En 2011, un colloque réunissait durant trois jours à Clermont Ferrand des chercheurs et acteurs locaux sur le thème de la "labellisation et mise en marque des territoires".

En effet, nous ne pouvons plus passer à côté de ses listes de villes primées chaque année pour leurs bonnes pratiques dans tous les domaines possibles : Pavillon Bleu, Territoires de commerce équitable, Territoire bio engagé, Rubans du développement durable, Territoires innovants, ... . La liste ne cesse de s'allonger, mais dans quel intérêt ?

Retour sur quelques éléments de réflexion donnés par les spécialistes de la question mobilisés lors du colloque de Clermont Ferrand en 2011 - morceaux choisis : 

" De plus en plus de territoires cherchent à faire reconnaître leurs spécificités culturelles (productions alimentaires associées à des terroirs, paysages, patrimoines, savoir-faire, manifestations artistiques …), en s’inscrivant dans des démarches de labellisation, qui reposent sur l’identification, la caractérisation des lieux pour obtenir protection et/ou notoriété à diverses échelles défensif d’une société saisie de l’angoisse de sa propre banalisation, ou bien participe-t-il à un ré-enchantement du monde susceptible de déboucher sur de nouvelles dynamiques créatives fondées sur une reterritorialisation des identités et des économies ? (...)

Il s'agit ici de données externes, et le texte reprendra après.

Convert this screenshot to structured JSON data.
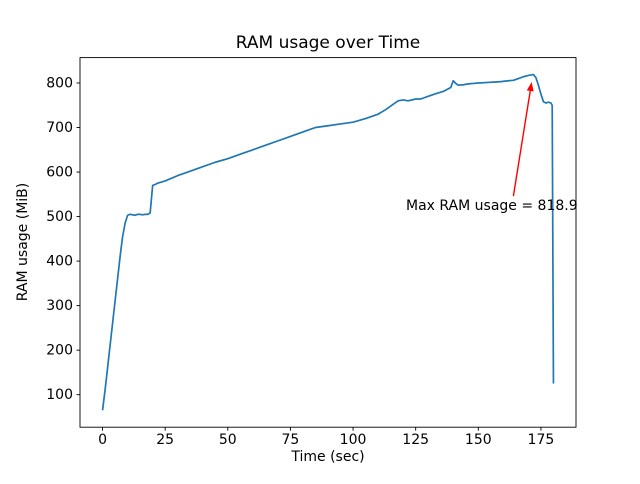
{
  "figure": {
    "background": "#ffffff"
  },
  "chart_data": {
    "type": "line",
    "title": "RAM usage over Time",
    "xlabel": "Time (sec)",
    "ylabel": "RAM usage (MiB)",
    "line_color": "#1f77b4",
    "axis_color": "#000000",
    "xlim": [
      -9,
      189
    ],
    "ylim": [
      27,
      857
    ],
    "xticks": [
      0,
      25,
      50,
      75,
      100,
      125,
      150,
      175
    ],
    "yticks": [
      100,
      200,
      300,
      400,
      500,
      600,
      700,
      800
    ],
    "x": [
      0,
      1,
      2,
      3,
      4,
      5,
      6,
      7,
      8,
      9,
      10,
      11,
      12,
      13,
      14,
      15,
      16,
      17,
      18,
      19,
      20,
      21,
      22,
      25,
      30,
      35,
      40,
      45,
      50,
      55,
      60,
      65,
      70,
      75,
      80,
      85,
      90,
      95,
      100,
      105,
      110,
      113,
      116,
      118,
      120,
      122,
      125,
      127,
      130,
      133,
      136,
      139,
      140,
      141,
      142,
      144,
      146,
      148,
      150,
      153,
      156,
      159,
      162,
      164,
      166,
      168,
      170,
      171,
      172,
      173,
      174,
      175,
      176,
      177,
      178,
      179,
      179.5,
      180
    ],
    "y": [
      65,
      110,
      160,
      210,
      260,
      310,
      360,
      410,
      455,
      485,
      503,
      505,
      504,
      503,
      505,
      505,
      504,
      505,
      505,
      508,
      570,
      572,
      575,
      580,
      592,
      602,
      612,
      622,
      630,
      640,
      650,
      660,
      670,
      680,
      690,
      700,
      704,
      708,
      712,
      720,
      730,
      740,
      752,
      760,
      762,
      760,
      764,
      764,
      770,
      776,
      781,
      790,
      805,
      799,
      795,
      796,
      798,
      799,
      800,
      801,
      802,
      803,
      805,
      806,
      810,
      814,
      817,
      818,
      818.9,
      812,
      795,
      775,
      758,
      755,
      757,
      755,
      750,
      125
    ],
    "max_value": 818.9,
    "annotation": {
      "text": "Max RAM usage = 818.9",
      "color": "#ff0000",
      "text_xy": [
        121,
        514
      ],
      "arrow_start": [
        164,
        546
      ],
      "arrow_end": [
        171.3,
        802
      ]
    }
  }
}
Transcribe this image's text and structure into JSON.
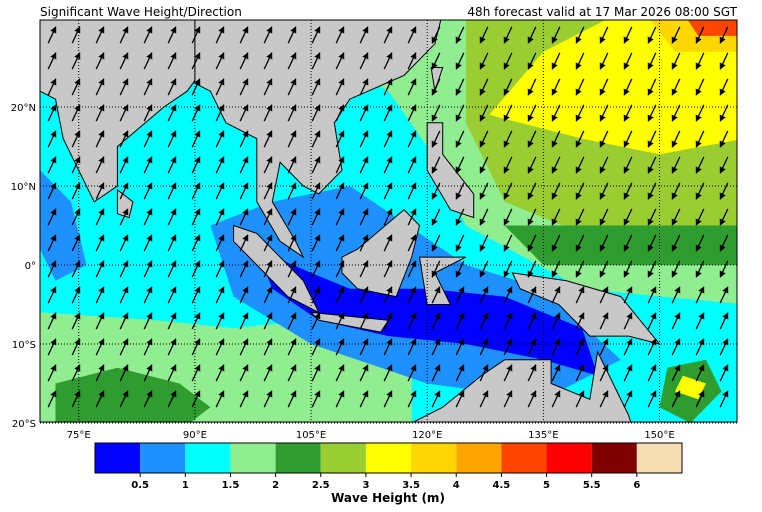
{
  "title": "Significant Wave Height/Direction",
  "subtitle": "48h forecast valid at 17 Mar 2026 08:00 SGT",
  "map": {
    "lon_labels": [
      "75°E",
      "90°E",
      "105°E",
      "120°E",
      "135°E",
      "150°E"
    ],
    "lat_labels": [
      "20°N",
      "10°N",
      "0°",
      "10°S",
      "20°S"
    ]
  },
  "colorbar": {
    "label": "Wave Height (m)",
    "colors": [
      "#0000ff",
      "#1e90ff",
      "#00ffff",
      "#90ee90",
      "#2e9c2e",
      "#9acd32",
      "#ffff00",
      "#ffd700",
      "#ffa500",
      "#ff4500",
      "#ff0000",
      "#800000",
      "#f5deb3"
    ],
    "ticks": [
      0.5,
      1,
      1.5,
      2,
      2.5,
      3,
      3.5,
      4,
      4.5,
      5,
      5.5,
      6
    ]
  }
}
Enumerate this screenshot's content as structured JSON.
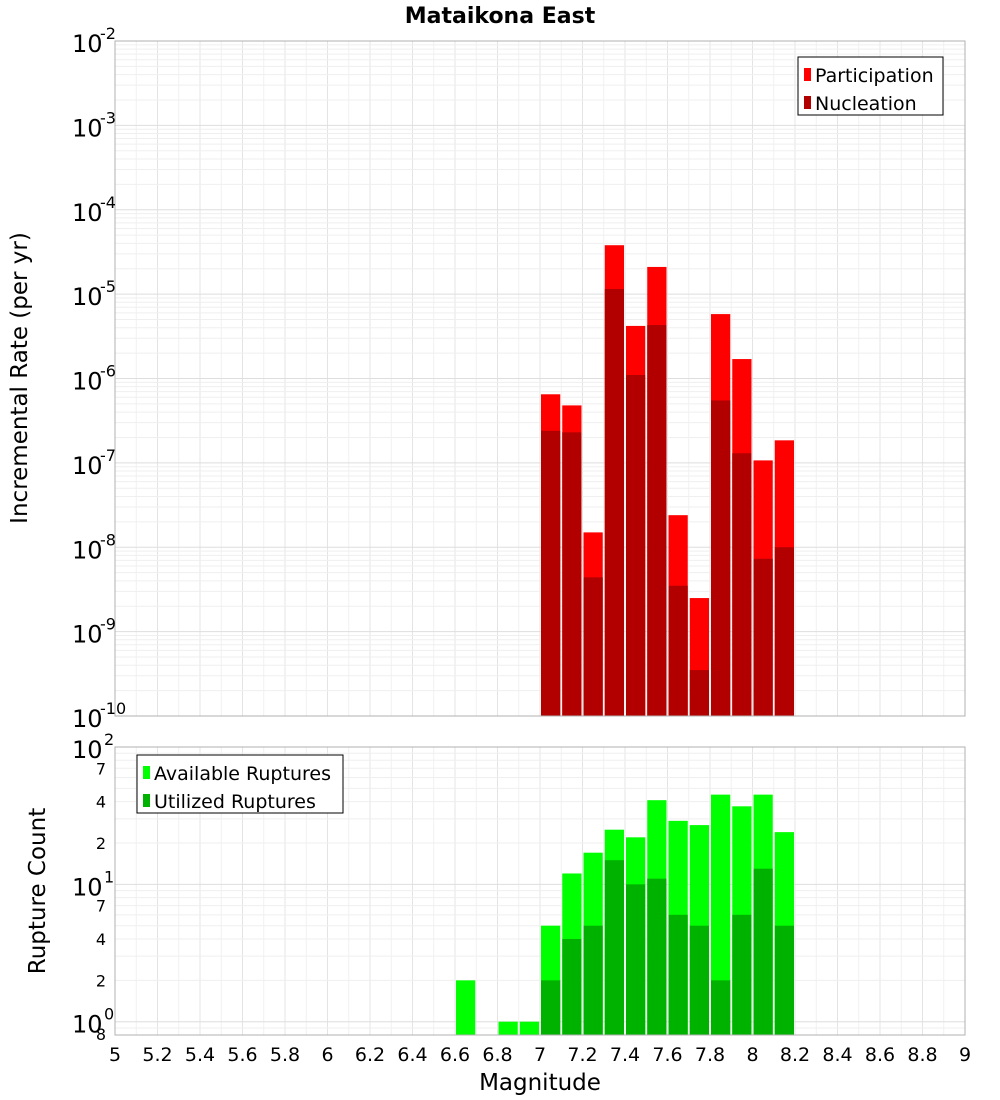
{
  "title": "Mataikona East",
  "xlabel": "Magnitude",
  "x_ticks": [
    "5",
    "5.2",
    "5.4",
    "5.6",
    "5.8",
    "6",
    "6.2",
    "6.4",
    "6.6",
    "6.8",
    "7",
    "7.2",
    "7.4",
    "7.6",
    "7.8",
    "8",
    "8.2",
    "8.4",
    "8.6",
    "8.8",
    "9"
  ],
  "colors": {
    "participation": "#ff0000",
    "nucleation": "#b20000",
    "available": "#00ff00",
    "utilized": "#00b200"
  },
  "chart_data": [
    {
      "type": "bar",
      "title": "Mataikona East",
      "xlabel": "Magnitude",
      "ylabel": "Incremental Rate (per yr)",
      "yscale": "log",
      "xlim": [
        5,
        9
      ],
      "ylim": [
        1e-10,
        0.01
      ],
      "y_tick_bases": [
        "10",
        "10",
        "10",
        "10",
        "10",
        "10",
        "10",
        "10",
        "10"
      ],
      "y_tick_exps": [
        "-10",
        "-9",
        "-8",
        "-7",
        "-6",
        "-5",
        "-4",
        "-3",
        "-2"
      ],
      "bin_width": 0.1,
      "x": [
        7.05,
        7.15,
        7.25,
        7.35,
        7.45,
        7.55,
        7.65,
        7.75,
        7.85,
        7.95,
        8.05,
        8.15
      ],
      "legend_position": "top-right",
      "series": [
        {
          "name": "Participation",
          "color_key": "participation",
          "values": [
            6.5e-07,
            4.8e-07,
            1.5e-08,
            3.8e-05,
            4.2e-06,
            2.1e-05,
            2.4e-08,
            2.5e-09,
            5.8e-06,
            1.7e-06,
            1.07e-07,
            1.85e-07
          ]
        },
        {
          "name": "Nucleation",
          "color_key": "nucleation",
          "values": [
            2.4e-07,
            2.3e-07,
            4.4e-09,
            1.15e-05,
            1.1e-06,
            4.3e-06,
            3.5e-09,
            3.5e-10,
            5.5e-07,
            1.3e-07,
            7.3e-09,
            1e-08
          ]
        }
      ]
    },
    {
      "type": "bar",
      "xlabel": "Magnitude",
      "ylabel": "Rupture Count",
      "yscale": "log",
      "xlim": [
        5,
        9
      ],
      "ylim": [
        0.8,
        100
      ],
      "y_major_bases": [
        "10",
        "10",
        "10"
      ],
      "y_major_exps": [
        "0",
        "1",
        "2"
      ],
      "y_minor_labels": [
        "8",
        "2",
        "4",
        "7",
        "2",
        "4",
        "7"
      ],
      "bin_width": 0.1,
      "x": [
        6.65,
        6.85,
        6.95,
        7.05,
        7.15,
        7.25,
        7.35,
        7.45,
        7.55,
        7.65,
        7.75,
        7.85,
        7.95,
        8.05,
        8.15
      ],
      "legend_position": "top-left",
      "series": [
        {
          "name": "Available Ruptures",
          "color_key": "available",
          "values": [
            2,
            1,
            1,
            5,
            12,
            17,
            25,
            22,
            41,
            29,
            27,
            45,
            37,
            45,
            24
          ]
        },
        {
          "name": "Utilized Ruptures",
          "color_key": "utilized",
          "values": [
            0,
            0,
            0,
            2,
            4,
            5,
            15,
            10,
            11,
            6,
            5,
            2,
            6,
            13,
            5
          ]
        }
      ]
    }
  ]
}
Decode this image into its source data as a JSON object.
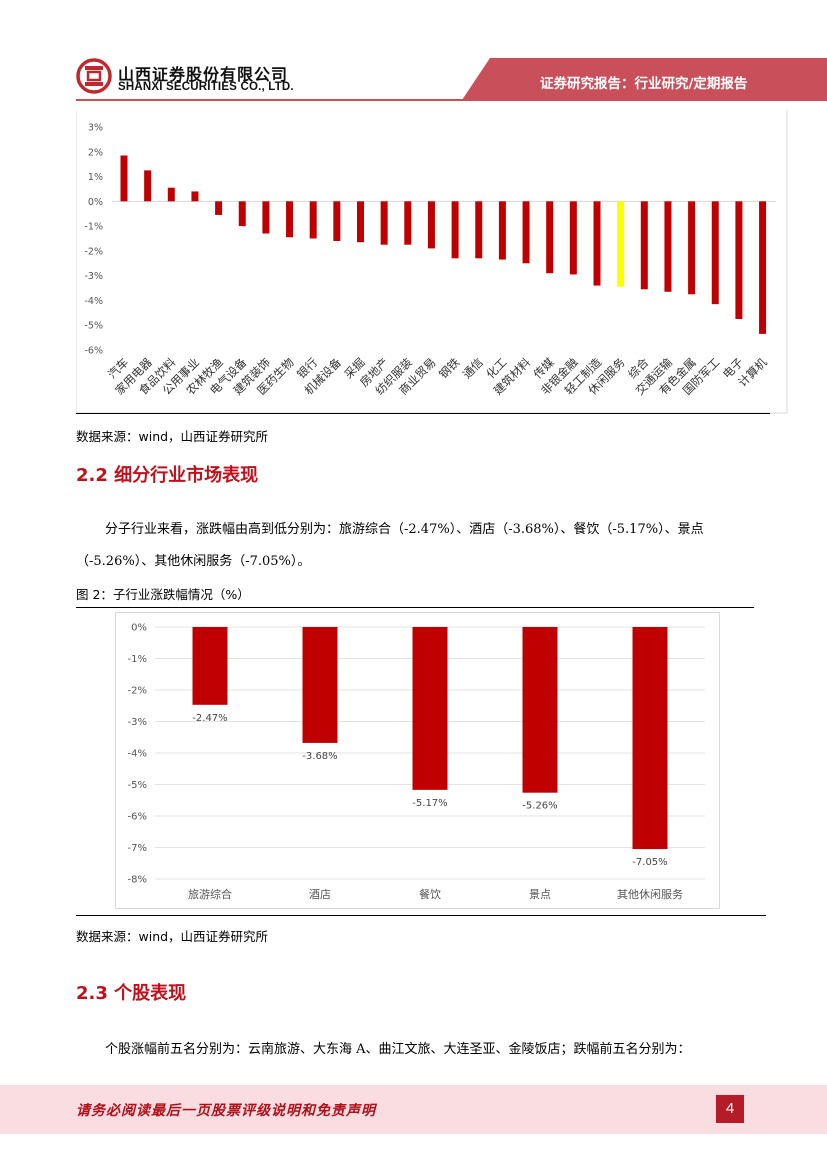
{
  "header": {
    "company_cn": "山西证券股份有限公司",
    "company_en": "SHANXI SECURITIES CO., LTD.",
    "report_type": "证券研究报告：行业研究/定期报告",
    "colors": {
      "brand_red": "#c0282f",
      "header_band": "#c9505a"
    }
  },
  "chart1": {
    "chart_data": {
      "type": "bar",
      "categories": [
        "汽车",
        "家用电器",
        "食品饮料",
        "公用事业",
        "农林牧渔",
        "电气设备",
        "建筑装饰",
        "医药生物",
        "银行",
        "机械设备",
        "采掘",
        "房地产",
        "纺织服装",
        "商业贸易",
        "钢铁",
        "通信",
        "化工",
        "建筑材料",
        "传媒",
        "非银金融",
        "轻工制造",
        "休闲服务",
        "综合",
        "交通运输",
        "有色金属",
        "国防军工",
        "电子",
        "计算机"
      ],
      "values": [
        1.85,
        1.25,
        0.55,
        0.4,
        -0.55,
        -1.0,
        -1.3,
        -1.45,
        -1.5,
        -1.6,
        -1.65,
        -1.75,
        -1.75,
        -1.9,
        -2.3,
        -2.3,
        -2.35,
        -2.5,
        -2.9,
        -2.95,
        -3.4,
        -3.45,
        -3.55,
        -3.65,
        -3.75,
        -4.15,
        -4.75,
        -5.35
      ],
      "highlight_category": "休闲服务",
      "y_ticks": [
        "3%",
        "2%",
        "1%",
        "0%",
        "-1%",
        "-2%",
        "-3%",
        "-4%",
        "-5%",
        "-6%"
      ],
      "ylim": [
        -6,
        3
      ],
      "colors": {
        "bar": "#c00000",
        "highlight": "#ffff00"
      },
      "grid": false
    },
    "source": "数据来源：wind，山西证券研究所"
  },
  "section_2_2": {
    "title": "2.2 细分行业市场表现",
    "para_line1": "分子行业来看，涨跌幅由高到低分别为：旅游综合（-2.47%）、酒店（-3.68%）、餐饮（-5.17%）、景点",
    "para_line2": "（-5.26%）、其他休闲服务（-7.05%）。"
  },
  "chart2": {
    "caption": "图 2：子行业涨跌幅情况（%）",
    "chart_data": {
      "type": "bar",
      "categories": [
        "旅游综合",
        "酒店",
        "餐饮",
        "景点",
        "其他休闲服务"
      ],
      "values": [
        -2.47,
        -3.68,
        -5.17,
        -5.26,
        -7.05
      ],
      "data_labels": [
        "-2.47%",
        "-3.68%",
        "-5.17%",
        "-5.26%",
        "-7.05%"
      ],
      "y_ticks": [
        "0%",
        "-1%",
        "-2%",
        "-3%",
        "-4%",
        "-5%",
        "-6%",
        "-7%",
        "-8%"
      ],
      "ylim": [
        -8,
        0
      ],
      "colors": {
        "bar": "#c00000"
      },
      "grid": true
    },
    "source": "数据来源：wind，山西证券研究所"
  },
  "section_2_3": {
    "title": "2.3 个股表现",
    "para_line1": "个股涨幅前五名分别为：云南旅游、大东海 A、曲江文旅、大连圣亚、金陵饭店；跌幅前五名分别为："
  },
  "footer": {
    "disclaimer": "请务必阅读最后一页股票评级说明和免责声明",
    "page_number": "4"
  }
}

Labelliser, pour le public et les acteurs, revient à distinguer la qualité d’un patrimoine, d’un lieu, d’un produit, définir d’une certaine façon ce qu’est « l’authentique », vouloir appréhender le « beau », ce qui conduit à une réflexion sur la production de normes dans ce domaine et simultanément à nous interroger sur les représentations sociales qui sous-tendent la démarche : quels sont les référentiels des acteurs de la labellisation, leurs représentations des lieux, leurs systèmes de valeurs ? Par qui sont conduites les procédures de labellisation, pour qui, pour quoi ? (...) Le colloque s'interroge aussi sur la prise en compte de l’imaginaire, de « l’esprit des lieux » par les procédures de labellisation et examiner de façon précise les modalités de construction des images, les mécanismes conduisant à une esthétisation des lieux. 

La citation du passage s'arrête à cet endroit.